Но на прошлой неделе Джек позвонил лишь единожды, чтобы отказаться от похода на вернисаж в Челси в обществе Саймона и его парня. Мы собирались встретиться в семь, чтобы быстренько пройтись по выставке, а потом поужинать в «Мэн рэй». Джек сказал, что у него много работы, и остался глух к моим мольбам, хотя я уверяла, что без него не выдержу эту дурацкую выставку и дурацкий ужин в компании чужого любовника. После вернисажа художник, свежеиспеченный баловень Челси, соблазнил Саймонова парня, и в итоге мы с Саймоном вдвоем оплакивали мужское непостоянство над тарелкой жареных сардинок.

Мы с Джеком только один раз вместе поужинали на этой неделе, у него же в кабинете.
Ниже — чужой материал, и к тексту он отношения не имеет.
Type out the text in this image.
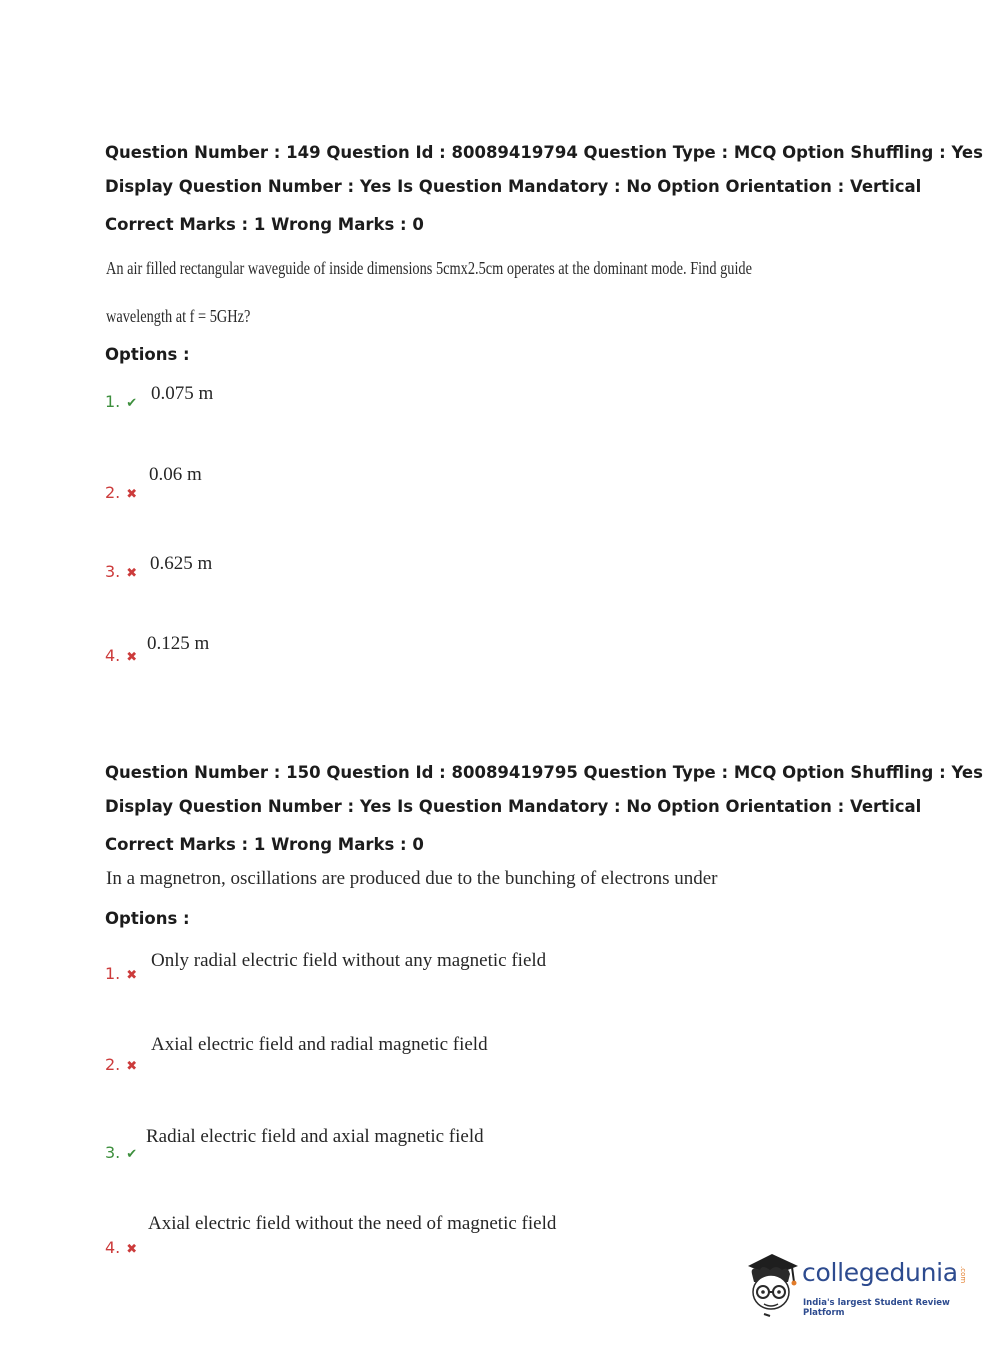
Question Number : 149 Question Id : 80089419794 Question Type : MCQ Option Shuffling : Yes
Display Question Number : Yes Is Question Mandatory : No Option Orientation : Vertical
Correct Marks : 1 Wrong Marks : 0
An air filled rectangular waveguide of inside dimensions 5cmx2.5cm operates at the dominant mode. Find guide
wavelength at f = 5GHz?
Options :
1. ✔ 0.075 m
2. ✖
0.06 m
3. ✖ 0.625 m
4. ✖
0.125 m
Question Number : 150 Question Id : 80089419795 Question Type : MCQ Option Shuffling : Yes
Display Question Number : Yes Is Question Mandatory : No Option Orientation : Vertical
Correct Marks : 1 Wrong Marks : 0
In a magnetron, oscillations are produced due to the bunching of electrons under
Options :
1. ✖
Only radial electric field without any magnetic field
2. ✖
Axial electric field and radial magnetic field
3. ✔
Radial electric field and axial magnetic field
4. ✖
Axial electric field without the need of magnetic field
collegedunia .com
India's largest Student Review Platform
Как-то вечером я захотела его удивить и заказала ужин, записав все на счет одного из своих клиентов. Я решила, что солидная компания может позволить себе лишнюю порцию темпуры[12]. Джека не было в кабинете, и я обнаружила его в конференц-зале дальше по коридору, где он ел пиццу в обществе коллег (они уже не первый час усердно работали над ходатайством по истребованию дела, которое впоследствии было отклонено). Он увидел в моих руках бумажный пакет и положил недоеденный кусок пиццы на тарелку.

— Отдыхайте, — велел он молодым юристам. — Я сейчас вернусь.

Мы уже прошли полкоридора, когда за дверью послышался короткий взрыв хохота.

— Это было унизительно. Прости, — пробормотала я, заходя вслед за Джеком в кабинет.

— Ничего страшного.

Мы поели быстро. Судя по всему, кусок пиццы, который Джек оставил на тарелке, был далеко не первым. Он съел немного супа и совсем чуть-чуть лапши, после чего отложил палочки. Когда я насытилась, Джек снова занялся делами, а я отправилась домой. В субботу минуло пять дней с той минуты, как мы в последний раз спали в одной постели, и шесть дней — как мы в последний раз занимались сексом. Я ждала звонка, буквально витая над телефоном, как героиня Дороти Паркер. Заставила себя спуститься в закусочную за кофе и пончиком, но у меня не хватило сил оставить мобильник в квартире. Я сунула его в карман, включив одновременно звук и виброзвонок. К двум часам дня я с ужасом решила, что Джек собирается меня бросить. В четыре поняла, что он уже меня бросил. Поскольку терять было нечего, я отправилась к нему домой. В те времена я еще не разъезжала туда-сюда на такси, потому что по-прежнему выплачивала студенческий заем и терпеливо дожидалась поезда в метро. Я сидела в вагоне и смотрела на друзей по несчастью — городскую чернь, которой, как и мне, некуда было деваться на выходные. Никто из них, кажется, особенно не страдал, за исключением хромого старика, который перебирался из вагона в вагон на тележке, подвернув под себя скрюченные ноги. Я дала ему пять долларов — за то, что он несчастнее меня.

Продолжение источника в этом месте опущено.